Il y a trois ans déjà, Sushil a fait transporter dans l'Ecobulle, alors encore vide, de l'humus prélevé dans la forêt, une profusion de microorganismes et de plantes, des insectes. Il a laissé s'écouler une année, avant d'y rajouter des plantes alimentaires, et de confier à des opilions la gestion au quotidien de cet espace de seulement un kilomètre carré, complètement isolé du monde environnant, dont la lumière est produite artificiellement, dont l'eau et l'air sont recyclés en permanence.

Les populations d'insectes ont fluctué, quelques variétés de plantes alimentaires n'ont pas survécu, mais cette année, les opilions ont récolté les première fraises, et les haricots verts sont prometteurs.

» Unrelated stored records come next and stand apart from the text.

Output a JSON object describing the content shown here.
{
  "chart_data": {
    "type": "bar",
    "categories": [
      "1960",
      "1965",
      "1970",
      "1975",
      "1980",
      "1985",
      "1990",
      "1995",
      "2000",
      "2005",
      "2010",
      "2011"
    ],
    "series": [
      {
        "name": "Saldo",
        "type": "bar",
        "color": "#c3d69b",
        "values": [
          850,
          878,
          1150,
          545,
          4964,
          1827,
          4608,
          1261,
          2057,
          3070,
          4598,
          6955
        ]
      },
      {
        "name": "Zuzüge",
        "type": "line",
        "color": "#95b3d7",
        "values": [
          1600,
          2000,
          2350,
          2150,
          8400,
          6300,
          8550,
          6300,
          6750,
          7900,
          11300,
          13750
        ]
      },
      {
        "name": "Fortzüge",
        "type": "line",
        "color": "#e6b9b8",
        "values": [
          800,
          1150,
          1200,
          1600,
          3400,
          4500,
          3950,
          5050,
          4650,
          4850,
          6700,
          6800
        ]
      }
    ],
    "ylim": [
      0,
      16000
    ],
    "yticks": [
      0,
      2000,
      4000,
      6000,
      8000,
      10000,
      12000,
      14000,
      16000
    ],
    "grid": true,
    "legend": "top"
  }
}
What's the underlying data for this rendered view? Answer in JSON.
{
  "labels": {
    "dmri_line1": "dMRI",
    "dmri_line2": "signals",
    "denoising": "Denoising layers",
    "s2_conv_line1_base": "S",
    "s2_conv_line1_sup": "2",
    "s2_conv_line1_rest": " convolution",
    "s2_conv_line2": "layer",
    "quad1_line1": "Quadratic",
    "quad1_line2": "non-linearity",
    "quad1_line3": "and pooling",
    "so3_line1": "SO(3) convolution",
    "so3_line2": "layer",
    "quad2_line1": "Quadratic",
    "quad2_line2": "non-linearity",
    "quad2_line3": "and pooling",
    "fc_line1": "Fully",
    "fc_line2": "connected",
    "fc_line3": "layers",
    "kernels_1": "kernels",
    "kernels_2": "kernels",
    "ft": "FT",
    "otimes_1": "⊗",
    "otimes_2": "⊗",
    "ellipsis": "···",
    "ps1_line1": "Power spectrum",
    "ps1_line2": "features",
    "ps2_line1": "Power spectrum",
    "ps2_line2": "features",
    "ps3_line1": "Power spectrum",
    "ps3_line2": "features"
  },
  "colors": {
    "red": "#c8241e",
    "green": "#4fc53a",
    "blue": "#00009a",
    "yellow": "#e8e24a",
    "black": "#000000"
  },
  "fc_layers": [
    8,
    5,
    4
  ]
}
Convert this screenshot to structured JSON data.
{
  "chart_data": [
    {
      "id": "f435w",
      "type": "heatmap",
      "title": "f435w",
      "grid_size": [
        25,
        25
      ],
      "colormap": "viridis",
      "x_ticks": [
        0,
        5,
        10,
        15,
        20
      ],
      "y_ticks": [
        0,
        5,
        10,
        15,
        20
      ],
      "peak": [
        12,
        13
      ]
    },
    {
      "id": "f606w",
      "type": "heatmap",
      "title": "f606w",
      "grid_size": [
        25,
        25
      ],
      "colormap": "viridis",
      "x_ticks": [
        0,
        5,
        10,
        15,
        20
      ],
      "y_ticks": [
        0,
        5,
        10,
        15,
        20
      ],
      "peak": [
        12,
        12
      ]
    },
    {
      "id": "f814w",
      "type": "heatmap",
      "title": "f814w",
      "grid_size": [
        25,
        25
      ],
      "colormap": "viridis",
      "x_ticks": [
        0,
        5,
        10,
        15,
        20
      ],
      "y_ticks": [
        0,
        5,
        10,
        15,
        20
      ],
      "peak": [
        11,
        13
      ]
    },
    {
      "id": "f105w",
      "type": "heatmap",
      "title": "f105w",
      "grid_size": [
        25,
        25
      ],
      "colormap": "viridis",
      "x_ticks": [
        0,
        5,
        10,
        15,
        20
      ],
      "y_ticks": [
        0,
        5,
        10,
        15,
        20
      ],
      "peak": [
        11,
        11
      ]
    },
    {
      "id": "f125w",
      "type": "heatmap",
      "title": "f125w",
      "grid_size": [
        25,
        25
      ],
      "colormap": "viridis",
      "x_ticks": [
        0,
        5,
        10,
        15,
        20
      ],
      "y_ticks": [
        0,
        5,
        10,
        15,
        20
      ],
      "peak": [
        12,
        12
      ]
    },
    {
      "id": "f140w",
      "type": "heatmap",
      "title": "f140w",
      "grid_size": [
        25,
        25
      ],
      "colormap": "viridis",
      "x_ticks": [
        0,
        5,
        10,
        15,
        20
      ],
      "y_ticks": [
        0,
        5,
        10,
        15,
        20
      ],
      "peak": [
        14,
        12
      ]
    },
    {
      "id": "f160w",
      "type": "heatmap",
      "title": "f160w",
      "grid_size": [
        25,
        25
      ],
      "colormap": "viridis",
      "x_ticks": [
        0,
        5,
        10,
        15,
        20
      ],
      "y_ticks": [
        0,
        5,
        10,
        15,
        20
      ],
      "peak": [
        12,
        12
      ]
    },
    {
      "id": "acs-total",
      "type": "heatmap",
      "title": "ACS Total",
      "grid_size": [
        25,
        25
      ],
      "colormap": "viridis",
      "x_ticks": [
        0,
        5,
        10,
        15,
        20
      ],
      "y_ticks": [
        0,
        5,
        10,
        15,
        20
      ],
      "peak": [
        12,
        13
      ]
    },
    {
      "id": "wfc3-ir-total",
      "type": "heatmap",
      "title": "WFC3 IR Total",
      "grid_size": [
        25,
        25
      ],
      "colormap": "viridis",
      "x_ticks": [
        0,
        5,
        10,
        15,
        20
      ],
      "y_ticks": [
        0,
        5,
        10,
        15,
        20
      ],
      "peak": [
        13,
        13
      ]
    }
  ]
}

Sushil/8ABHP48[Agronome] espère pouvoir présenter ses premiers résultats à la convention qui se tiendra le 23 novembre prochain à Hong Kong. Si d'ici là tout se passe bien.

 

Le papillon blanc est reparti vers le jardin, et un essaim de moucherons monte maintenant dans l'air qui s'échauffe.

En contrebas, les opilions s'affairent.


Comme le faisaient les chasseurs-cueilleurs de la préhistoire humaine, où de celle des Esprits.